In Deutschland ist die Herdplatte mit einer Geburtenrate von 1,4 Kindern pro Frau seit den 1970er Jahren eindeutig zu kalt. Dass diese niedrigen Geburtenraten weit unter dem Generationenersatz (zwei Kinder pro Frau) nicht „nachhaltig“ sind, verschleiern Berufsoptimisten seit Jahrzehnten mit Scheinargumenten, die auch die regierungsoffizielle Sprachregelungen von der vermeintlichen „demografischen Chance“ stützen sollen (5). Besonders beliebt ist dabei der Rekurs auf Bevölkerungszahlen und Besiedlungsdichte: Nachwuchsrückgang bedeute „in vielen gesellschaftlichen Bereichen“ einen „Abbau strapaziöser Überfüllung“, behauptete der SPIEGEL schon in den 1970er Jahren (6). Von der verheißenen Entspannung ist bis heute in den westlichen Ballungsräumen nichts zu spüren, in denen sich die Bevölkerung immer mehr konzentriert, die Besiedlung verdichtet und das Leben drängt. Gleichzeitig breiten sich wie Ölflecken Landstriche aus, in denen die Schrumpfung ihr hässliches Gesicht zeigt: Ein Teufelskreis von Strukturschwäche und Bevölkerungsschwund führt in immer mehr Landstrichen Ost- und zunehmend auch Westdeutschlands zu Schulschließungen, Wohnungsleerstand, verödenden Dörfern und Städten.
Entscheidend für diese Wachstums- und Schrumpfungsprozesse ist die Migration, durch die manche Städte, Regionen und Länder (noch) wachsen können, obwohl mehr Menschen sterben als Kinder geboren werden. Genau das erlebt derzeit Deutschland, das hunderttausende Zuwanderer aus Krisenregionen anzieht. Am Kern des demografischen Problems ändert dieses Bevölkerungswachstum aber nichts. Denn worauf es ankommt ist gerade nicht primär die absolute Größe der Bevölkerung, sondern ihre Altersstruktur.
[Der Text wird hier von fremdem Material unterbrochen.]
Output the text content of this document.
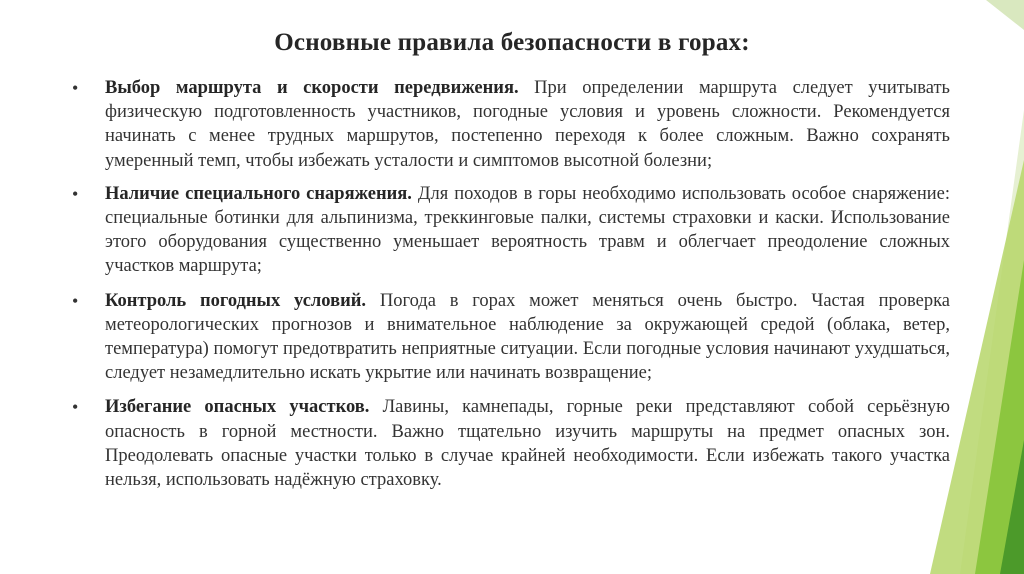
Основные правила безопасности в горах:
• Выбор маршрута и скорости передвижения. При определении маршрута следует учитывать физическую подготовленность участников, погодные условия и уровень сложности. Рекомендуется начинать с менее трудных маршрутов, постепенно переходя к более сложным. Важно сохранять умеренный темп, чтобы избежать усталости и симптомов высотной болезни;
• Наличие специального снаряжения. Для походов в горы необходимо использовать особое снаряжение: специальные ботинки для альпинизма, треккинговые палки, системы страховки и каски. Использование этого оборудования существенно уменьшает вероятность травм и облегчает преодоление сложных участков маршрута;
• Контроль погодных условий. Погода в горах может меняться очень быстро. Частая проверка метеорологических прогнозов и внимательное наблюдение за окружающей средой (облака, ветер, температура) помогут предотвратить неприятные ситуации. Если погодные условия начинают ухудшаться, следует незамедлительно искать укрытие или начинать возвращение;
• Избегание опасных участков. Лавины, камнепады, горные реки представляют собой серьёзную опасность в горной местности. Важно тщательно изучить маршруты на предмет опасных зон. Преодолевать опасные участки только в случае крайней необходимости. Если избежать такого участка нельзя, использовать надёжную страховку.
In jeder Gesellschaft muss die aktiv erwerbstätige Generation die noch-nichterwerbstätige junge wie die nicht-mehr-erwerbstätige ältere Generation mit unterhalten. Dieser Belastungsquotient ist langfristig am geringsten, wenn die Geburtenrate beim Generationenersatz von ca. 2 Kindern pro Frau liegt (7). Sind die Kinderzahlen wesentlich höher, dann steigen die Lasten für die Erwerbstätigen, weil sie eine wachsende Zahl Jüngerer unterhalten müssen. Das ist das Problem in Schwarzafrika. Liegen die Bevölkerungszahlen hingegen weit unter dem Generationenersatz wie in weiten Teilen Europas, dann müssen immer weniger erwerbstätige Jüngere für einen wachsenden Anteil von Älteren aufkommen (8). Das bedeutet, dass die Erwerbstätigen einen immer größeren Anteil des von ihnen Erwirtschafteten an die Älteren abgeben müssen. Sofern die Bereitschaft der Menschen zum Teilen und zum Verzicht unbegrenzt strapazierbar sein sollte, würde die Alterung der Gesellschaft keine Probleme bergen. Es käme dann nur darauf an, dass der Wohlstand insgesamt wächst, damit es etwas zum Verteilen an die Älteren gibt (9). Nur dann kann man glauben, dass die Alterung kein wirkliches Problem sei, weil Produktivitäts- und Wirtschaftswachstum es schon richten werden. Wenn man aber Solidarität und Moralität der Menschen für eine knappe, nicht unbegrenzt belastbare Ressource hält, dann sollte man eine nachhaltigere Bevölkerungsentwicklung anstreben, die es ohne (mehr) Nachwuchs nicht geben wird.